Context Engineering for Distributed, Multilingual Teams

For teams spanning multiple continents and languages, context engineering is critical. A well-structured CLAUDE.md defines not just code conventions but cultural norms: "write clear commit messages in English", "comment in English but code in local language", "document architectural decisions". This shared context allows agents (and humans) from different regions to work on the same codebase consistently. For multilingual codebases, context engineering explicitly manages language boundaries: "TypeScript interfaces in English, German comments in German, French code in French – but CLAUDE.md rules all in English." Session handovers enable async handoffs across time zones – the EU team documents what they completed, the Asia team picks up with full context in next shift.

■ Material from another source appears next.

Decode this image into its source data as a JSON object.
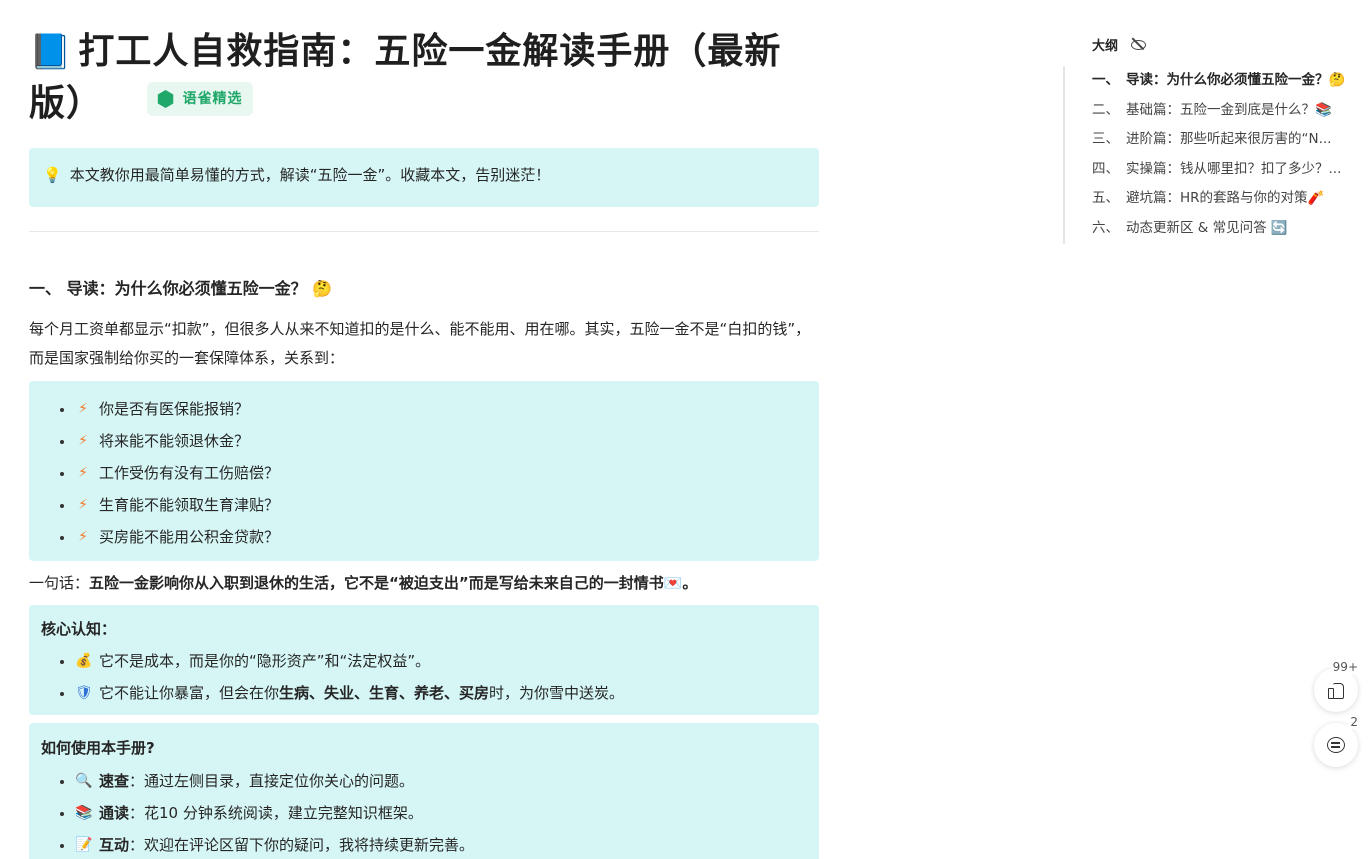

FAQ for Teams Implementing Context Engineering

How much time should we invest in writing a good CLAUDE.md or .cursorrules?
Initial investment: 4–8 hours (one experienced developer). Ongoing: 1–2 hours/sprint to refine as patterns emerge. Payoff: saves ~10 minutes/day per team member due to clearer AI context and fewer back-and-forth clarifications. For a 10-person team, that's ~40 hours/month saved – ROI within 1–2 months.
Our codebase has inconsistent standards across teams. Should we enforce global CLAUDE.md or allow team-specific variations?
Both – hierarchical approach: global CLAUDE.md (company standards, security rules, deployment process), team-specific extensions (team tech choices, local conventions), project-specific fine-tuning (this codebase's quirks). Agents read all three in priority order – global as baseline, specific overrides where needed.
How do we keep memory files (decisions, patterns, known issues) up-to-date without it becoming busywork?
Assign ownership (e.g., tech lead updates memory files weekly). Keep entries brief (1–2 sentences). Include: "problem X causes symptom Y, workaround Z" or "decision A was chosen for reason B". Don't document every decision – only ones that will surprise future developers or agents (decisions that seem counterintuitive from context alone).